- Ye, Libin;
- Neale, Chris;
- Sljoka, Adnan;
- Lyda, Brent;
- Pichugin, Dmitry;
- Tsuchimura, Nobuyuki;
- Larda, Sacha T;
- Pomès, Régis;
- García, Angel E;
- Ernst, Oliver P;
- Sunahara, Roger K;
- Prosser, R Scott
Cations play key roles in regulating G-protein-coupled receptors (GPCRs), although their mechanisms are poorly understood. Here, 19F NMR is used to delineate the effects of cations on functional states of the adenosine A2A GPCR. While Na+ reinforces an inactive ensemble and a partial-agonist stabilized state, Ca2+ and Mg2+ shift the equilibrium toward active states.
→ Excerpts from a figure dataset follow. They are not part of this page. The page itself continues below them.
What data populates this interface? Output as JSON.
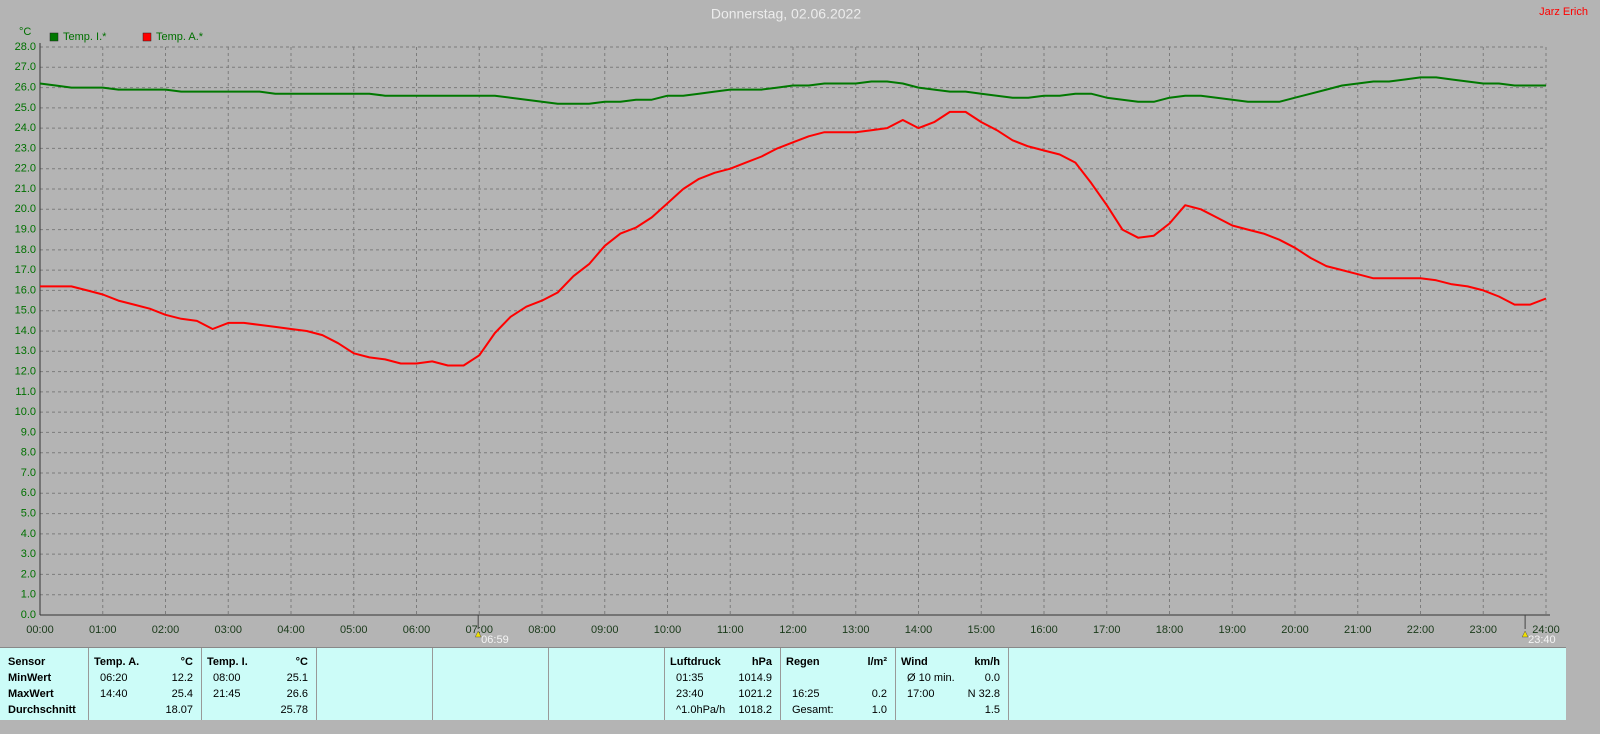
{
  "chart_data": {
    "type": "line",
    "title": "Donnerstag, 02.06.2022",
    "author": "Jarz Erich",
    "y_label": "°C",
    "legend": "top-left",
    "grid": true,
    "xlim": [
      0,
      24
    ],
    "ylim": [
      0,
      28
    ],
    "xticks": [
      {
        "value": 0,
        "label": "00:00"
      },
      {
        "value": 1,
        "label": "01:00"
      },
      {
        "value": 2,
        "label": "02:00"
      },
      {
        "value": 3,
        "label": "03:00"
      },
      {
        "value": 4,
        "label": "04:00"
      },
      {
        "value": 5,
        "label": "05:00"
      },
      {
        "value": 6,
        "label": "06:00"
      },
      {
        "value": 7,
        "label": "07:00"
      },
      {
        "value": 8,
        "label": "08:00"
      },
      {
        "value": 9,
        "label": "09:00"
      },
      {
        "value": 10,
        "label": "10:00"
      },
      {
        "value": 11,
        "label": "11:00"
      },
      {
        "value": 12,
        "label": "12:00"
      },
      {
        "value": 13,
        "label": "13:00"
      },
      {
        "value": 14,
        "label": "14:00"
      },
      {
        "value": 15,
        "label": "15:00"
      },
      {
        "value": 16,
        "label": "16:00"
      },
      {
        "value": 17,
        "label": "17:00"
      },
      {
        "value": 18,
        "label": "18:00"
      },
      {
        "value": 19,
        "label": "19:00"
      },
      {
        "value": 20,
        "label": "20:00"
      },
      {
        "value": 21,
        "label": "21:00"
      },
      {
        "value": 22,
        "label": "22:00"
      },
      {
        "value": 23,
        "label": "23:00"
      },
      {
        "value": 24,
        "label": "24:00"
      }
    ],
    "yticks": [
      {
        "value": 0,
        "label": "0.0"
      },
      {
        "value": 1,
        "label": "1.0"
      },
      {
        "value": 2,
        "label": "2.0"
      },
      {
        "value": 3,
        "label": "3.0"
      },
      {
        "value": 4,
        "label": "4.0"
      },
      {
        "value": 5,
        "label": "5.0"
      },
      {
        "value": 6,
        "label": "6.0"
      },
      {
        "value": 7,
        "label": "7.0"
      },
      {
        "value": 8,
        "label": "8.0"
      },
      {
        "value": 9,
        "label": "9.0"
      },
      {
        "value": 10,
        "label": "10.0"
      },
      {
        "value": 11,
        "label": "11.0"
      },
      {
        "value": 12,
        "label": "12.0"
      },
      {
        "value": 13,
        "label": "13.0"
      },
      {
        "value": 14,
        "label": "14.0"
      },
      {
        "value": 15,
        "label": "15.0"
      },
      {
        "value": 16,
        "label": "16.0"
      },
      {
        "value": 17,
        "label": "17.0"
      },
      {
        "value": 18,
        "label": "18.0"
      },
      {
        "value": 19,
        "label": "19.0"
      },
      {
        "value": 20,
        "label": "20.0"
      },
      {
        "value": 21,
        "label": "21.0"
      },
      {
        "value": 22,
        "label": "22.0"
      },
      {
        "value": 23,
        "label": "23.0"
      },
      {
        "value": 24,
        "label": "24.0"
      },
      {
        "value": 25,
        "label": "25.0"
      },
      {
        "value": 26,
        "label": "26.0"
      },
      {
        "value": 27,
        "label": "27.0"
      },
      {
        "value": 28,
        "label": "28.0"
      }
    ],
    "annotations": [
      {
        "x": 6.983,
        "label": "06:59"
      },
      {
        "x": 23.667,
        "label": "23:40"
      }
    ],
    "x": [
      0,
      0.25,
      0.5,
      0.75,
      1,
      1.25,
      1.5,
      1.75,
      2,
      2.25,
      2.5,
      2.75,
      3,
      3.25,
      3.5,
      3.75,
      4,
      4.25,
      4.5,
      4.75,
      5,
      5.25,
      5.5,
      5.75,
      6,
      6.25,
      6.5,
      6.75,
      7,
      7.25,
      7.5,
      7.75,
      8,
      8.25,
      8.5,
      8.75,
      9,
      9.25,
      9.5,
      9.75,
      10,
      10.25,
      10.5,
      10.75,
      11,
      11.25,
      11.5,
      11.75,
      12,
      12.25,
      12.5,
      12.75,
      13,
      13.25,
      13.5,
      13.75,
      14,
      14.25,
      14.5,
      14.75,
      15,
      15.25,
      15.5,
      15.75,
      16,
      16.25,
      16.5,
      16.75,
      17,
      17.25,
      17.5,
      17.75,
      18,
      18.25,
      18.5,
      18.75,
      19,
      19.25,
      19.5,
      19.75,
      20,
      20.25,
      20.5,
      20.75,
      21,
      21.25,
      21.5,
      21.75,
      22,
      22.25,
      22.5,
      22.75,
      23,
      23.25,
      23.5,
      23.75,
      24
    ],
    "series": [
      {
        "name": "Temp. I.*",
        "color": "#007800",
        "values": [
          26.2,
          26.1,
          26.0,
          26.0,
          26.0,
          25.9,
          25.9,
          25.9,
          25.9,
          25.8,
          25.8,
          25.8,
          25.8,
          25.8,
          25.8,
          25.7,
          25.7,
          25.7,
          25.7,
          25.7,
          25.7,
          25.7,
          25.6,
          25.6,
          25.6,
          25.6,
          25.6,
          25.6,
          25.6,
          25.6,
          25.5,
          25.4,
          25.3,
          25.2,
          25.2,
          25.2,
          25.3,
          25.3,
          25.4,
          25.4,
          25.6,
          25.6,
          25.7,
          25.8,
          25.9,
          25.9,
          25.9,
          26.0,
          26.1,
          26.1,
          26.2,
          26.2,
          26.2,
          26.3,
          26.3,
          26.2,
          26.0,
          25.9,
          25.8,
          25.8,
          25.7,
          25.6,
          25.5,
          25.5,
          25.6,
          25.6,
          25.7,
          25.7,
          25.5,
          25.4,
          25.3,
          25.3,
          25.5,
          25.6,
          25.6,
          25.5,
          25.4,
          25.3,
          25.3,
          25.3,
          25.5,
          25.7,
          25.9,
          26.1,
          26.2,
          26.3,
          26.3,
          26.4,
          26.5,
          26.5,
          26.4,
          26.3,
          26.2,
          26.2,
          26.1,
          26.1,
          26.1
        ]
      },
      {
        "name": "Temp. A.*",
        "color": "#ff0000",
        "values": [
          16.2,
          16.2,
          16.2,
          16.0,
          15.8,
          15.5,
          15.3,
          15.1,
          14.8,
          14.6,
          14.5,
          14.1,
          14.4,
          14.4,
          14.3,
          14.2,
          14.1,
          14.0,
          13.8,
          13.4,
          12.9,
          12.7,
          12.6,
          12.4,
          12.4,
          12.5,
          12.3,
          12.3,
          12.8,
          13.9,
          14.7,
          15.2,
          15.5,
          15.9,
          16.7,
          17.3,
          18.2,
          18.8,
          19.1,
          19.6,
          20.3,
          21.0,
          21.5,
          21.8,
          22.0,
          22.3,
          22.6,
          23.0,
          23.3,
          23.6,
          23.8,
          23.8,
          23.8,
          23.9,
          24.0,
          24.4,
          24.0,
          24.3,
          24.8,
          24.8,
          24.3,
          23.9,
          23.4,
          23.1,
          22.9,
          22.7,
          22.3,
          21.3,
          20.2,
          19.0,
          18.6,
          18.7,
          19.3,
          20.2,
          20.0,
          19.6,
          19.2,
          19.0,
          18.8,
          18.5,
          18.1,
          17.6,
          17.2,
          17.0,
          16.8,
          16.6,
          16.6,
          16.6,
          16.6,
          16.5,
          16.3,
          16.2,
          16.0,
          15.7,
          15.3,
          15.3,
          15.6
        ]
      }
    ]
  },
  "table": {
    "columns": [
      {
        "rows": [
          [
            "Sensor"
          ],
          [
            "MinWert"
          ],
          [
            "MaxWert"
          ],
          [
            "Durchschnitt"
          ]
        ]
      },
      {
        "rows": [
          [
            "Temp. A.",
            "°C"
          ],
          [
            "06:20",
            "12.2"
          ],
          [
            "14:40",
            "25.4"
          ],
          [
            null,
            "18.07"
          ]
        ]
      },
      {
        "rows": [
          [
            "Temp. I.",
            "°C"
          ],
          [
            "08:00",
            "25.1"
          ],
          [
            "21:45",
            "26.6"
          ],
          [
            null,
            "25.78"
          ]
        ]
      },
      {
        "rows": [
          [
            "Luftdruck",
            "hPa"
          ],
          [
            "01:35",
            "1014.9"
          ],
          [
            "23:40",
            "1021.2"
          ],
          [
            "^1.0hPa/h",
            "1018.2"
          ]
        ]
      },
      {
        "rows": [
          [
            "Regen",
            "l/m²"
          ],
          [
            null,
            null
          ],
          [
            "16:25",
            "0.2"
          ],
          [
            "Gesamt:",
            "1.0"
          ]
        ]
      },
      {
        "rows": [
          [
            "Wind",
            "km/h"
          ],
          [
            "Ø 10 min.",
            "0.0"
          ],
          [
            "17:00",
            "N 32.8"
          ],
          [
            null,
            "1.5"
          ]
        ]
      }
    ]
  }
}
Positive allosteric effects of divalent cations are more pronounced with agonist and a G-protein-derived peptide. In cell membranes, divalent cations enhance both the affinity and fraction of the high affinity agonist-bound state. Molecular dynamics simulations suggest high concentrations of divalent cations bridge specific extracellular acidic residues, bringing TM5 and TM6 together at the extracellular surface and allosterically driving open the G-protein-binding cleft as shown by rigidity-transmission allostery theory. An understanding of cation allostery should enable the design of allosteric agents and enhance our understanding of GPCR regulation in the cellular milieu.